One major obstacle to the promotion of family planning is that 59 percent of all mariages in Niger involve girls under the age of 15, Garba said.
Another of the government's aims is to bring this percentage down to 11.
Together these measures should enable the government to get demographic growth down to 2.2 per cent annually, according to official projections.
To succeed, the government will have to overcome serious resistance from Islamic clerics opposed to contraception and from traditionalists who favour early mariage, UN sources say.
With World Bank and UN funding, Niger has started an awareness campaign to sensitise the population to the dangers of the demographic bomb.
Teams made up of traditional chiefs, religious leaders, demographers, economists and leaders of women's groups are criss-crossing the country to talk to villagers and persuade them of the need to change both their views and their behaviour.
Radio and television advertisements reinforce the same message.
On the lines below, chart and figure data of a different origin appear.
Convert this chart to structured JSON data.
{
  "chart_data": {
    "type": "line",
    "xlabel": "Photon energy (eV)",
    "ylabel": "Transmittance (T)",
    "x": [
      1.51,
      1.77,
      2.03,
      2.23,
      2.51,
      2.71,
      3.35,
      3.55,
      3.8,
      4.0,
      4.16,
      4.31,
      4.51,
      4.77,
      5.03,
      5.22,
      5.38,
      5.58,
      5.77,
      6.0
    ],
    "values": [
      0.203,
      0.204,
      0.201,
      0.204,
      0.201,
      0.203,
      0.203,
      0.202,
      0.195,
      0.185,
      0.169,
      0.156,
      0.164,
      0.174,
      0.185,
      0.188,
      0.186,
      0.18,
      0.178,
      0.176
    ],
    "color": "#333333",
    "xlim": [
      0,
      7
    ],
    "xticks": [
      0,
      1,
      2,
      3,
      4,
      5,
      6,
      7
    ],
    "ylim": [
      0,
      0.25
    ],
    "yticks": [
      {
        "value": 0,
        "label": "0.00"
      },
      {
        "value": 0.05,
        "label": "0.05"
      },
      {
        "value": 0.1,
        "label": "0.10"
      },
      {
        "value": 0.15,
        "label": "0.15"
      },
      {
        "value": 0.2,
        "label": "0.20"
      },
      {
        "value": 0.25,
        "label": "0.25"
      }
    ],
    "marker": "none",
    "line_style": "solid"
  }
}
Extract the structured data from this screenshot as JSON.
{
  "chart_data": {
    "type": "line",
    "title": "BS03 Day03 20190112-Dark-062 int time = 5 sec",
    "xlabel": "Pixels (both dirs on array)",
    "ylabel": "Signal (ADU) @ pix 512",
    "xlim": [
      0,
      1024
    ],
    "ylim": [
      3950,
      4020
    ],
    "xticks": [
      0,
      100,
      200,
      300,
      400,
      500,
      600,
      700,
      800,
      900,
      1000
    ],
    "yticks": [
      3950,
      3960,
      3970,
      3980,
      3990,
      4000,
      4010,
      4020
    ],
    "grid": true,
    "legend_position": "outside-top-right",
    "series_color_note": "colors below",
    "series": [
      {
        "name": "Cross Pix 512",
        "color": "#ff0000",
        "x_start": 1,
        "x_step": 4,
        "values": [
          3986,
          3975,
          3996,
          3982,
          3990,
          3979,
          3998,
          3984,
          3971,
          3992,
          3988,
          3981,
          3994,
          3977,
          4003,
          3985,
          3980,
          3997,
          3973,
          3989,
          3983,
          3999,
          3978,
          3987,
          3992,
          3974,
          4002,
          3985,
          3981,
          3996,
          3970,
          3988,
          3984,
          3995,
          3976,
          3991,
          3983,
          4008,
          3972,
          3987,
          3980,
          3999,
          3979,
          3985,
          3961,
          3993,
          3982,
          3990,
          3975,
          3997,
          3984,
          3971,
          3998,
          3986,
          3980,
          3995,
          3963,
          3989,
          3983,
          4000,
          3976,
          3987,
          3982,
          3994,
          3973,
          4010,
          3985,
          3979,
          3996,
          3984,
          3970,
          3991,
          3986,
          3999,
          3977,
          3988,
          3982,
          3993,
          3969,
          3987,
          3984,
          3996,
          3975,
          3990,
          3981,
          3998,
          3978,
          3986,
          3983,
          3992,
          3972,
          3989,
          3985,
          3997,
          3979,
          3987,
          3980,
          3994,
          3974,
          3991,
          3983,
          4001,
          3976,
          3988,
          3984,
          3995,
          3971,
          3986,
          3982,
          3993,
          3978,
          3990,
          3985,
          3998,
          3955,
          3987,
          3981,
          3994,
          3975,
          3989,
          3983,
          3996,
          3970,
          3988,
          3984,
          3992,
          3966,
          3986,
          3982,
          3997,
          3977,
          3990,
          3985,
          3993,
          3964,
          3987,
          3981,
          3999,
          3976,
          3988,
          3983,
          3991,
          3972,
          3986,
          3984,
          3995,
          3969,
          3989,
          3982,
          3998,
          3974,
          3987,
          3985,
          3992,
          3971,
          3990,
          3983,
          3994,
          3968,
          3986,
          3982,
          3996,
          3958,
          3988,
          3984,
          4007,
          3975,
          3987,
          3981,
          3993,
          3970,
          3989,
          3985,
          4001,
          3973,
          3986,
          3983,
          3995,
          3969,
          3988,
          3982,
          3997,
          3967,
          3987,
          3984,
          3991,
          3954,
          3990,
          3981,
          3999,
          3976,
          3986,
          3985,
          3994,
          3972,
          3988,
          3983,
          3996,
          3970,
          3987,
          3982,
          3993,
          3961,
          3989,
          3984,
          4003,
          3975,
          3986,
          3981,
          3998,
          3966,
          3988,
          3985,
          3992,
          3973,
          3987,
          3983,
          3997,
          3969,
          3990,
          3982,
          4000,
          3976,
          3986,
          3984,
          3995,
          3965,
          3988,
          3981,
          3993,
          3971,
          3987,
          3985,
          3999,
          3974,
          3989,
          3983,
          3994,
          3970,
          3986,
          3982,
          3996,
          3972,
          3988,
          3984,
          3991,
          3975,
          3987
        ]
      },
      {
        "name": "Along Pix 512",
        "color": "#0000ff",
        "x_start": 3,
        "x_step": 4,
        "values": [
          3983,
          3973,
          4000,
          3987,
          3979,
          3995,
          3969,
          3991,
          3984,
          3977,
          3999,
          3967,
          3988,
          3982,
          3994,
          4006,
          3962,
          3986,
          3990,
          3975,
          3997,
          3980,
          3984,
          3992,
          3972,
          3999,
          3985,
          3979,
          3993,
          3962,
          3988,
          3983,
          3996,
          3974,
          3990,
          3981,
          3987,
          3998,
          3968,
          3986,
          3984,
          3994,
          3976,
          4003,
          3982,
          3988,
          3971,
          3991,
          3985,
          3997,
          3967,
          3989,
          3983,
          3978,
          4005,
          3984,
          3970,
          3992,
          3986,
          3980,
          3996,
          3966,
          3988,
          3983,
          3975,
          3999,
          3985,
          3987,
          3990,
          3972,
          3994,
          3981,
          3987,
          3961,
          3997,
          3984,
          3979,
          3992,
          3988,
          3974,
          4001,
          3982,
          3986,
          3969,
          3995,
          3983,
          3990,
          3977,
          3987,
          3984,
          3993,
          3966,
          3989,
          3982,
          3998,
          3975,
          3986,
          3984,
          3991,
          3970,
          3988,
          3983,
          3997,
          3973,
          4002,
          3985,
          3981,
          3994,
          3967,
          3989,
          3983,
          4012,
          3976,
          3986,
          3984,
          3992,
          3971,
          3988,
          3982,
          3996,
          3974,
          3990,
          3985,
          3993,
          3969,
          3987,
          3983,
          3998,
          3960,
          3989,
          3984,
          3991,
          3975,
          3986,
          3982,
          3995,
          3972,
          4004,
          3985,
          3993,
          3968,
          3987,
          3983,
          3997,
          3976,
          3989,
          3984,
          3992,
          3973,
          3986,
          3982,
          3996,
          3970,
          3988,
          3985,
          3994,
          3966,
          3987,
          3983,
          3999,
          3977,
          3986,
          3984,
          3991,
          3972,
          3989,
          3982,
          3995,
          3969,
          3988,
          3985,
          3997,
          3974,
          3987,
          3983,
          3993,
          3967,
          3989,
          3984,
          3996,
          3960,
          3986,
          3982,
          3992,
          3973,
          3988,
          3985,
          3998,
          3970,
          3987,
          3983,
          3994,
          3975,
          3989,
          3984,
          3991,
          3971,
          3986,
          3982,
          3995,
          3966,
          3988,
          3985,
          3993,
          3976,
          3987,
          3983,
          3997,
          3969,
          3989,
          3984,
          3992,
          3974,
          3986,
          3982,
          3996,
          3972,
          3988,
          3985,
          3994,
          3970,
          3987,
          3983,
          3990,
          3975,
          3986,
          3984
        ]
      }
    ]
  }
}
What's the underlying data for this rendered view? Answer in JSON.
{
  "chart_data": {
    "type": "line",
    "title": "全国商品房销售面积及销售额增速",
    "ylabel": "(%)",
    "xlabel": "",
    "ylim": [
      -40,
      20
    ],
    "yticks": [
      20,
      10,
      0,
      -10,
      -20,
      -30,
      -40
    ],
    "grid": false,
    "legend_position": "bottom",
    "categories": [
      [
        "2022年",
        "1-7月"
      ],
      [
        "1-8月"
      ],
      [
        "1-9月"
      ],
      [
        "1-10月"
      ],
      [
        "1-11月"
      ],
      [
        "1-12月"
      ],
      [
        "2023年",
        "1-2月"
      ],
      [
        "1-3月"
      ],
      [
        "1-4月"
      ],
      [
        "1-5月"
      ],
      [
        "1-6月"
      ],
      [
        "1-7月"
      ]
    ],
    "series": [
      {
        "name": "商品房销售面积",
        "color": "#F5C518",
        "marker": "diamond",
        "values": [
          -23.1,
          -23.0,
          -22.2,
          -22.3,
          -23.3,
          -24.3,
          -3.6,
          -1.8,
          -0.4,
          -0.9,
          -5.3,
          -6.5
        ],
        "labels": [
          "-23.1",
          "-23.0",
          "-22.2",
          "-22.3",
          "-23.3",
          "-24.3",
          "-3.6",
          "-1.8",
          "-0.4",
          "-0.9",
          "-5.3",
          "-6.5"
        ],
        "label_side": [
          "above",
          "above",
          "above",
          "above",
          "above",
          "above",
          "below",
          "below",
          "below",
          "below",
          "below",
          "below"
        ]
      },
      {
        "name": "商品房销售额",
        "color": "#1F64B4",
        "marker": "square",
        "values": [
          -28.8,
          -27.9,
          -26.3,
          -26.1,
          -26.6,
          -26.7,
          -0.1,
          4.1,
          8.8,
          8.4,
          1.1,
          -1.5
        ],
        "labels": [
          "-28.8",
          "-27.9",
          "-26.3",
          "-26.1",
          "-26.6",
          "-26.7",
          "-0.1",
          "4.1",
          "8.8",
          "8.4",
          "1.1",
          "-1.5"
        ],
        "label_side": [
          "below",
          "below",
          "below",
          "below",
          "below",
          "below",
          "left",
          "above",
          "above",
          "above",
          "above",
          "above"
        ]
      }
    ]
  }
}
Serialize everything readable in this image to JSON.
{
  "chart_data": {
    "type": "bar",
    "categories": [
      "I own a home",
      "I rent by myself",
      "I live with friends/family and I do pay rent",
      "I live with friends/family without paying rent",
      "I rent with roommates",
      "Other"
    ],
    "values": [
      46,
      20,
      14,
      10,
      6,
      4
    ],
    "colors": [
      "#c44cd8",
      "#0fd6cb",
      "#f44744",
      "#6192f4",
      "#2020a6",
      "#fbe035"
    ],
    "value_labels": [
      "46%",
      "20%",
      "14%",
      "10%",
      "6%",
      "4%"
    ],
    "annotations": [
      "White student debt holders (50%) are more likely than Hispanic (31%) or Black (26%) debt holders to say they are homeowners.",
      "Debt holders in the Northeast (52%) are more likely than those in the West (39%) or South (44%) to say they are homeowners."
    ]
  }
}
All that is very new in this country where virtually the entire population is Muslim and where radical Islamic clerics oppose the government's message on contraception, a practice they see as the "Satanic work of the West".
To combat poverty in Niger, there is no point in pouring billions of dollars into so-called development projects unless measures are first taken to ensure economic growth can keep pace with population growth, one UN expert said.